Deshalb sei auch der Wechsel von Borussia Dortmunds Verteidiger Lasse Sobiech noch nicht abgeschlossen worden. Dabei betonte der Verteidiger: "Der HSV und ich sind uns seit Wochen einig."

Die Verpflichtung von Roque Santa Cruz sei vor allem aus finanziellen Gründen nicht zustande gekommen, auch gegen den inzwischen perfekt gemachten Transfer von Johan Djourou soll es Widerstand im Aufsichtsrat gegeben haben - dieser habe jedoch schließlich hohe Gehaltseinbußen in Kauf genommen, um in der Hansestadt spielen zu können.

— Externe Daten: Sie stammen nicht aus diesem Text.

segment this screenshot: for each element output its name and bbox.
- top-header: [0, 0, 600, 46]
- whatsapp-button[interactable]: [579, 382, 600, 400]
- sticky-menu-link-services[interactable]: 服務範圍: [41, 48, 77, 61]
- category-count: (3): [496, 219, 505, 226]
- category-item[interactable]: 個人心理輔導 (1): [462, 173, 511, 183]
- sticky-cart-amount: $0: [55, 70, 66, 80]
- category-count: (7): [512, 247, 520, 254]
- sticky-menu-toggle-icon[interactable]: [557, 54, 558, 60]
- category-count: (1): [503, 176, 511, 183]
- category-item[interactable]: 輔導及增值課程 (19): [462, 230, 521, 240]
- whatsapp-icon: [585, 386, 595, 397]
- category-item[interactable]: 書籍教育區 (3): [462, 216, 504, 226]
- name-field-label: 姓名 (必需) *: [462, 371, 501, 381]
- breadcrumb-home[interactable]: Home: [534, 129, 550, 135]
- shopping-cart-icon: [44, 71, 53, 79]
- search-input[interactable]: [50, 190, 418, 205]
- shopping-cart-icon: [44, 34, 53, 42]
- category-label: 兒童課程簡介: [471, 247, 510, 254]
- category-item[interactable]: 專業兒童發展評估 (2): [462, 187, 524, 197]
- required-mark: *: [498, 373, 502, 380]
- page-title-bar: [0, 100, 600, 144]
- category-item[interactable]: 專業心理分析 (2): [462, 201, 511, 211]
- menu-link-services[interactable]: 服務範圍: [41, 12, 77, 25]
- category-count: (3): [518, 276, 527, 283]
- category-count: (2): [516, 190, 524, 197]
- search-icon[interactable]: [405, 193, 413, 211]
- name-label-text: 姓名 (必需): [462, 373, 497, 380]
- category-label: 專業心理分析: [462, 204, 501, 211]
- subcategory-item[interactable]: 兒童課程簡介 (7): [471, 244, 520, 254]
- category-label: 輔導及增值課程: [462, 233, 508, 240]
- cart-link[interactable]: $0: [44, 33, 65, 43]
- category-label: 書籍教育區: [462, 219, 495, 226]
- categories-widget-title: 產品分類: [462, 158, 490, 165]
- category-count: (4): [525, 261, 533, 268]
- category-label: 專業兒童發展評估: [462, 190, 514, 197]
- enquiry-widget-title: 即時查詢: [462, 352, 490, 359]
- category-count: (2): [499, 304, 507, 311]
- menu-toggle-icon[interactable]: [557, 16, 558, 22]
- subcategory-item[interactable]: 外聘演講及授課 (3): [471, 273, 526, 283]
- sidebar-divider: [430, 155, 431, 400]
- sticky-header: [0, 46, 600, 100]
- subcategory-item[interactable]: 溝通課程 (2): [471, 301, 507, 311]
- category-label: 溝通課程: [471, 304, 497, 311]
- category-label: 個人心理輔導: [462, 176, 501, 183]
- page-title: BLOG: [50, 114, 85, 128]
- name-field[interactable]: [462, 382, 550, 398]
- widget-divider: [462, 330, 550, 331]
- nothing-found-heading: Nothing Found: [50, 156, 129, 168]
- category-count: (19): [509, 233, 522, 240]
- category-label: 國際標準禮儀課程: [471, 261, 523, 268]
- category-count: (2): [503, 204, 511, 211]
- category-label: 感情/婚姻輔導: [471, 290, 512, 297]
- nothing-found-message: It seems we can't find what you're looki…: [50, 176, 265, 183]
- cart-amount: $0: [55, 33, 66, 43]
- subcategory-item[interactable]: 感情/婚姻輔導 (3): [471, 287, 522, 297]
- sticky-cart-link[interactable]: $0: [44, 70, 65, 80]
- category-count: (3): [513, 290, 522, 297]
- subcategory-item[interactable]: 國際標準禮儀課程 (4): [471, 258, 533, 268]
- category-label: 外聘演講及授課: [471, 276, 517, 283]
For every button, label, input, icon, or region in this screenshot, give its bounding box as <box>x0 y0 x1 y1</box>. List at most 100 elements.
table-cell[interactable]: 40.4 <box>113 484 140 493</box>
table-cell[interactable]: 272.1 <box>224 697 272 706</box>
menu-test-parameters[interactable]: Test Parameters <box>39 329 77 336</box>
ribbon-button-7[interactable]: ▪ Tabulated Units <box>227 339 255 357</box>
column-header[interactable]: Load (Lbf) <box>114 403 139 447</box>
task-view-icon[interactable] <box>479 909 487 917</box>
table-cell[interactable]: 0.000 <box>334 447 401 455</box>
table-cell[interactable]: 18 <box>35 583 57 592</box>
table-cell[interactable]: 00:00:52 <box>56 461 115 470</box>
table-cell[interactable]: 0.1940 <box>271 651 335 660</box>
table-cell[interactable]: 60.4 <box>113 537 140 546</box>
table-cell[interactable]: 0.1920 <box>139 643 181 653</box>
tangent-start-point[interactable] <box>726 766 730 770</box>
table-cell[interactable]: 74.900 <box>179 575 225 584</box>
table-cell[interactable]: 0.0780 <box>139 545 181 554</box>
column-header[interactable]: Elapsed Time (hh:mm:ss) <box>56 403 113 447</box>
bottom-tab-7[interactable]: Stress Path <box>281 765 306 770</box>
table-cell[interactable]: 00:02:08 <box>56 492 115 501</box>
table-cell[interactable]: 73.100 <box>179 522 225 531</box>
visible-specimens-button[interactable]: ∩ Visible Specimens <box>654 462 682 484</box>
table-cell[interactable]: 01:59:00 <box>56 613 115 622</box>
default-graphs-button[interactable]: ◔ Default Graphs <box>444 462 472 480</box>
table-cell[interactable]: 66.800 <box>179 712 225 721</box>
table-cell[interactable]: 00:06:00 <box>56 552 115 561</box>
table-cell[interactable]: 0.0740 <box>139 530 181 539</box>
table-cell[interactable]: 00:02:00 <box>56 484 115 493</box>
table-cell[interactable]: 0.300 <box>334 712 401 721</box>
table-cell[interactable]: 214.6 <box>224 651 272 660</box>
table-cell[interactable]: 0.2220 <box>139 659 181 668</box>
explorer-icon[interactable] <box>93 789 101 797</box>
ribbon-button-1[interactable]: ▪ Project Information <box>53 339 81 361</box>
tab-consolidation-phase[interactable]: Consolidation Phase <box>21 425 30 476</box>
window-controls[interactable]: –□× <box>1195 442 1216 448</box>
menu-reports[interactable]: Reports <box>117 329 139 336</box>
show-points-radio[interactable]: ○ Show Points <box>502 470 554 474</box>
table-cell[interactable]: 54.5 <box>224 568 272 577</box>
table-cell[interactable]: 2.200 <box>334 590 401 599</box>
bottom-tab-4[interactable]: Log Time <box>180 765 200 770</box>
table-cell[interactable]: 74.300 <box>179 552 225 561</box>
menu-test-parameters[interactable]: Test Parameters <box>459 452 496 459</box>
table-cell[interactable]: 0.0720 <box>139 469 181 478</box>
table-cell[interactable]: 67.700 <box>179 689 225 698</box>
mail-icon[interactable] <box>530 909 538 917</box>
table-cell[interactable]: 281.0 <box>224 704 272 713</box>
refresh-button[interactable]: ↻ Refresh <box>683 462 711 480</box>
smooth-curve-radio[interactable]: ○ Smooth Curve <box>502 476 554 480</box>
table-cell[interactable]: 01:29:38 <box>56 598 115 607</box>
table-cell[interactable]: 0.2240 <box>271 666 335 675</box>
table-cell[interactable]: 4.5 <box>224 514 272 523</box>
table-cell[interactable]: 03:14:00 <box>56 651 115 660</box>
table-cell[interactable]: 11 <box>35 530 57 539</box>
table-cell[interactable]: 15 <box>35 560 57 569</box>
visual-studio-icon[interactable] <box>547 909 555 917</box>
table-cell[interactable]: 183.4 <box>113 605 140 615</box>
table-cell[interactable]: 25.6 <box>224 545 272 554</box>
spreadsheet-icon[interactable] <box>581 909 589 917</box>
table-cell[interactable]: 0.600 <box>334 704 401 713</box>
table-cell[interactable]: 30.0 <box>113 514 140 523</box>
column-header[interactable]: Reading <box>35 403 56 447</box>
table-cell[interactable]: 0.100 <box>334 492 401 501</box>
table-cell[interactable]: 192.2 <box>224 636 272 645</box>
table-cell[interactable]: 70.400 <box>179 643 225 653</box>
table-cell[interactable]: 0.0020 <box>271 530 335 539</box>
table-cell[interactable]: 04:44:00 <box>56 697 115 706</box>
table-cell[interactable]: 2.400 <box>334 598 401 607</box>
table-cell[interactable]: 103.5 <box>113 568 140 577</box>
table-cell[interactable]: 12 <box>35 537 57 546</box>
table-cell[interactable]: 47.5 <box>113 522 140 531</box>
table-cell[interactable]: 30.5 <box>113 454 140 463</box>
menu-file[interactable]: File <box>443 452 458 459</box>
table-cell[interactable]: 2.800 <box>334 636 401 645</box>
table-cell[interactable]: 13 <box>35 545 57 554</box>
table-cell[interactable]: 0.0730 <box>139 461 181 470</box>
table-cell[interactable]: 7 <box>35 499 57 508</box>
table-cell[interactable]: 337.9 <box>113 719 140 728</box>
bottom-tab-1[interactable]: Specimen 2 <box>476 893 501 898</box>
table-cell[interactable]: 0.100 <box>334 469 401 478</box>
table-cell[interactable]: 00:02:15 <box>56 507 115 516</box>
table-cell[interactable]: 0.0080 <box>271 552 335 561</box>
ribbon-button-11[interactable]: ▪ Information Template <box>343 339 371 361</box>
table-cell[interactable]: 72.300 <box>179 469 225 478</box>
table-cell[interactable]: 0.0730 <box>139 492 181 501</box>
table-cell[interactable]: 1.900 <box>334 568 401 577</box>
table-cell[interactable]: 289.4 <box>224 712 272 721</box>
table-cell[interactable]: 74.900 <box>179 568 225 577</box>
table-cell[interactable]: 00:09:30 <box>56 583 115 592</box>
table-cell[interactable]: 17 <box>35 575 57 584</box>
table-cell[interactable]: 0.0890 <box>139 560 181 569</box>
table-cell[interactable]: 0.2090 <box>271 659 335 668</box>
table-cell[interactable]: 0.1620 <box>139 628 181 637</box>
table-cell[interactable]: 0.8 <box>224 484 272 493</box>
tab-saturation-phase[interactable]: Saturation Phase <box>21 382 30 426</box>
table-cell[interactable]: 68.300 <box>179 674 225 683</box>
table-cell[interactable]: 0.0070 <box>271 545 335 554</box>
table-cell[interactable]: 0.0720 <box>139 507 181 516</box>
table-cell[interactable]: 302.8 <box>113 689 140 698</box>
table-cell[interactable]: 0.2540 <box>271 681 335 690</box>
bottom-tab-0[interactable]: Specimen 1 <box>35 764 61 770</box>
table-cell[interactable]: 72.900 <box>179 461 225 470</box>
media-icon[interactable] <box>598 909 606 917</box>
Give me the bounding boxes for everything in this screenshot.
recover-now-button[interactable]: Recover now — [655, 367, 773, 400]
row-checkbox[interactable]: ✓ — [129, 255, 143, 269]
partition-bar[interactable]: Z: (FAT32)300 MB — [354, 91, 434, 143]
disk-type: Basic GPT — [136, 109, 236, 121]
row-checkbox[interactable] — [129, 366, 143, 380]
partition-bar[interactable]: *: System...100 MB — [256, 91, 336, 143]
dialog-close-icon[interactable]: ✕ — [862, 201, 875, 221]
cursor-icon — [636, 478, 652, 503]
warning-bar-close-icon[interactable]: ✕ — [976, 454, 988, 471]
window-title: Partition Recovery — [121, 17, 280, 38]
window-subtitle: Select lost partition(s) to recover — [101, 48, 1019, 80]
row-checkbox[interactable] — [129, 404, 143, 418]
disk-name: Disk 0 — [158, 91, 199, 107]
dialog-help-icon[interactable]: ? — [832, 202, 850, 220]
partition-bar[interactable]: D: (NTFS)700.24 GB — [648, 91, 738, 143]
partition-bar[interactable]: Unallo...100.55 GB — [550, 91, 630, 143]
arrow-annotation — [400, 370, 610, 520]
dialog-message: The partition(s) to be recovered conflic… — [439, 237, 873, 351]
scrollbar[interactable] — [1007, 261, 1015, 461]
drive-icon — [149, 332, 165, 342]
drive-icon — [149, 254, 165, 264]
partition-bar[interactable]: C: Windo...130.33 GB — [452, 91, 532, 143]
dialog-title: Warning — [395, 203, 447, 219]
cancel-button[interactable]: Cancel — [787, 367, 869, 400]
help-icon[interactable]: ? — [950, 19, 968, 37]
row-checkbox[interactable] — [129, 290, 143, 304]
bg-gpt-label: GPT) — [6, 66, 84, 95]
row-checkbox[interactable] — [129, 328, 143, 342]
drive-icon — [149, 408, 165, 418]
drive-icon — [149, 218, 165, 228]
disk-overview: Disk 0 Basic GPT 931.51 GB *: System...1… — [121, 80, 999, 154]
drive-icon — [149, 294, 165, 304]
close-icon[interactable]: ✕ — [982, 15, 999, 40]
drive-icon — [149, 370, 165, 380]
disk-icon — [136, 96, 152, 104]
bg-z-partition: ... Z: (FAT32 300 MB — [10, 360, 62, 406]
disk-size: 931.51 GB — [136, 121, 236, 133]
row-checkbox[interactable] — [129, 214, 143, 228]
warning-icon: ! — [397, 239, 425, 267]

Gehaltsbudget um sieben Millionen Euro überzogen

Für die aktuell 30 Profis im Kader müssten die Hamburger offenbar 48 Millionen Euro Gehalt zahlen, obwohl nur 41 Millionen Euro im Budget vorgesehen sind. Deshalb sollen Marcus Berg, Gojko Kacar, Robert Tesche, Paul Scharner, Michael Mancienne und Slobodan Rajkovic abgegeben werden, die den Verein allerdings zum Teil nicht verlassen möchten.

Der Verein bemühe sich bereits darum, weitere Einnahmequellen aufzutun. Die internen Vorgaben für Sponsorenverträge und VIP-Einnahmen sollen die Hamburger bislang jedoch um fünf Millionen Euro verfehlen, weshalb mittlerweile sogar der geplante HSV-Campus zur Diskussion stehen soll. Für das neue Nachwuchszentrum hatte der Klub Fan-Anleihen in Höhe von 17,5 Millionen Euro ausgegeben.

Der Hamburger SV beendete die abgelaufene Saison mit 48 Punkten auf Platz sieben der Tabelle und verpasste damit die Qualifikation für den internationalen Wettbewerb. Schon im vergangenen Sommer konnten die Hamburger nur mit Unterstützung von Investor Klaus-Michael Kühne den Transfer von Rafael van der Vaart realisieren.